Mais il fut arrêté par une main vigoureuse qui saisit son manteau : c’était celle d’un soldat qui s’était détaché de la petite troupe stationnée dans l’église. Il était robuste, de taille moyenne, l’œil brillant, et d’une physionomie qui, bien qu’elle n eût rien d’extraordinaire, attirait néanmoins l’attention. Son costume, quoique pas entièrement militaire, l’était en partie. Il portait un large pantalon de cuir de veau ; à sa gauche était suspendu un tuck[5], comme on disait alors, ou rapière d’une longueur effrayante, et parallèlement, à sa droite, une dague. Le ceinturon était de maroquin et garni de pistolets.

Le ministre, ainsi arrêté dans l’exercice de ses fonctions, se retourna vers celui qui l’avait saisi, et lui demanda d’un ton qui n’était pas fort amical le motif de cette interruption.

« L’ami, répondit l’audacieux soldat, te proposes-tu de prêcher à ces braves gens ? — Sans doute, répliqua le ministre, et c’est mon devoir. Malheur à moi si je n’annonçais pas la parole de l’Évangile ! Mais, je t’en prie, ne m’empêche pas de remplir mes obligations. — Ce n’est point mon intention, mais j’ai moi-même la pensée de prêcher ; ainsi, retire-toi, ou, si tu veux suivre mes conseils, reste dans l’auditoire, et nourris-toi avec ces pauvres oisons, des miettes de la doctrine salutaire que je vais leur donner. — Retire-toi, homme de Satan, » s’écria Holdenough hors de lui-même ; « respecte mon caractère… mon habit. — Je ne vois rien, dans la coupe ou l’étoffe de ton habit, qui exige plus de respect de ma part que tu n’en as eu toi-même pour le rochet de l’évêque. Lui était habillé de noir et de blanc, et toi tu l’es de brun et de bleu. Vous êtes tous des chiens couchants, rampants, aimant à dormir ; des bergers qui affament le troupeau, mais qui ne veillent point sur lui ; vous n’avez d’yeux que pour votre intérêt personnel… Eh bien !… »
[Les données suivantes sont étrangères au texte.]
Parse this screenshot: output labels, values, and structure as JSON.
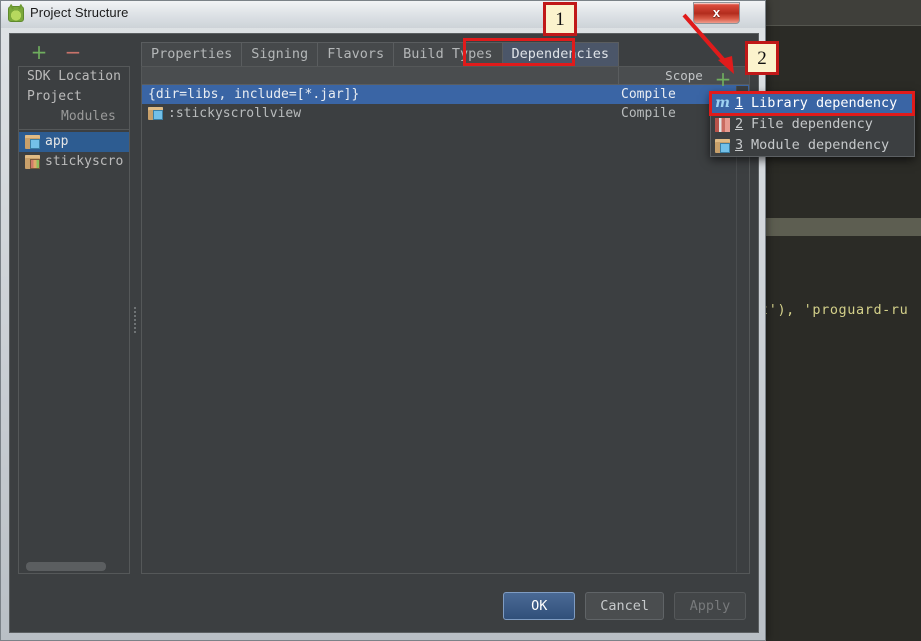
{
  "window": {
    "title": "Project Structure",
    "app_icon": "android-studio-icon",
    "close_label": "x"
  },
  "background_ide": {
    "code_fragment": "t'), 'proguard-ru"
  },
  "sidebar": {
    "toolbar": {
      "add_label": "+",
      "remove_label": "−"
    },
    "items": [
      {
        "label": "SDK Location",
        "icon": null,
        "selected": false,
        "group": false
      },
      {
        "label": "Project",
        "icon": null,
        "selected": false,
        "group": false
      },
      {
        "label": "Modules",
        "icon": null,
        "selected": false,
        "group": true
      },
      {
        "label": "app",
        "icon": "folder-icon",
        "selected": true,
        "group": false
      },
      {
        "label": "stickyscro",
        "icon": "folder-bars-icon",
        "selected": false,
        "group": false
      }
    ]
  },
  "tabs": [
    {
      "label": "Properties",
      "active": false
    },
    {
      "label": "Signing",
      "active": false
    },
    {
      "label": "Flavors",
      "active": false
    },
    {
      "label": "Build Types",
      "active": false
    },
    {
      "label": "Dependencies",
      "active": true
    }
  ],
  "table": {
    "columns": [
      "",
      "Scope"
    ],
    "rows": [
      {
        "name": "{dir=libs, include=[*.jar]}",
        "scope": "Compile",
        "icon": null,
        "selected": true
      },
      {
        "name": ":stickyscrollview",
        "scope": "Compile",
        "icon": "folder-icon",
        "selected": false
      }
    ]
  },
  "popup_menu": {
    "add_label": "+",
    "items": [
      {
        "mnemonic": "1",
        "label": "Library dependency",
        "icon": "maven-m-icon",
        "selected": true
      },
      {
        "mnemonic": "2",
        "label": "File dependency",
        "icon": "bars-icon",
        "selected": false
      },
      {
        "mnemonic": "3",
        "label": "Module dependency",
        "icon": "folder-icon",
        "selected": false
      }
    ]
  },
  "buttons": {
    "ok": "OK",
    "cancel": "Cancel",
    "apply": "Apply"
  },
  "annotations": {
    "marker_1": "1",
    "marker_2": "2",
    "highlight_color": "#e01b1b",
    "marker_fill": "#fbf3cd"
  }
}
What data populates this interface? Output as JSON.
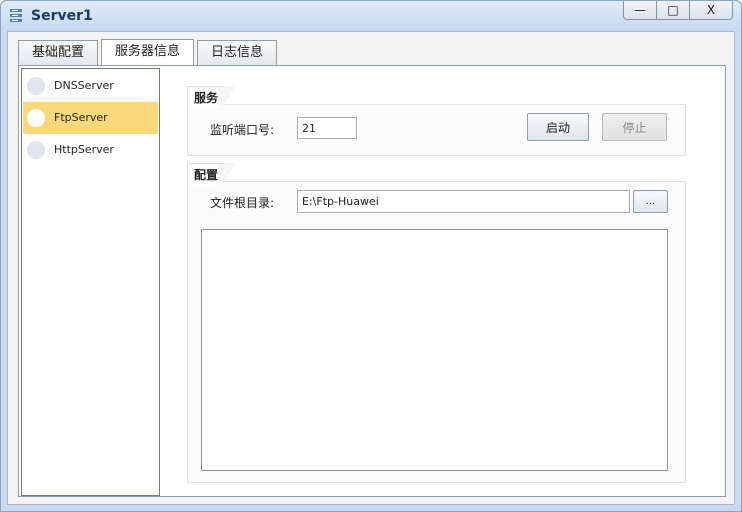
{
  "window": {
    "title": "Server1",
    "controls": {
      "minimize": "—",
      "maximize": "□",
      "close": "X"
    }
  },
  "tabs": [
    {
      "label": "基础配置",
      "active": false
    },
    {
      "label": "服务器信息",
      "active": true
    },
    {
      "label": "日志信息",
      "active": false
    }
  ],
  "server_list": [
    {
      "label": "DNSServer",
      "selected": false
    },
    {
      "label": "FtpServer",
      "selected": true
    },
    {
      "label": "HttpServer",
      "selected": false
    }
  ],
  "service_section": {
    "title": "服务",
    "port_label": "监听端口号:",
    "port_value": "21",
    "start_button": "启动",
    "stop_button": "停止"
  },
  "config_section": {
    "title": "配置",
    "root_label": "文件根目录:",
    "root_value": "E:\\Ftp-Huawei",
    "browse_button": "..."
  },
  "colors": {
    "selected_item": "#fbd87a",
    "window_frame": "#c9daf0"
  }
}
Ces scènes indécentes étaient si communes à cette époque, que personne ne songea à intervenir pour mettre fin à la querelle ; la congrégation regardait en silence ; la classe supérieure était scandalisée, et parmi la classe inférieure, les uns riaient, d’autres soutenaient ou le soldat ou le ministre, chacun selon son goût. Cependant, comme le débat s’animait, M. Holdenough[6] demanda du secours à grands cris.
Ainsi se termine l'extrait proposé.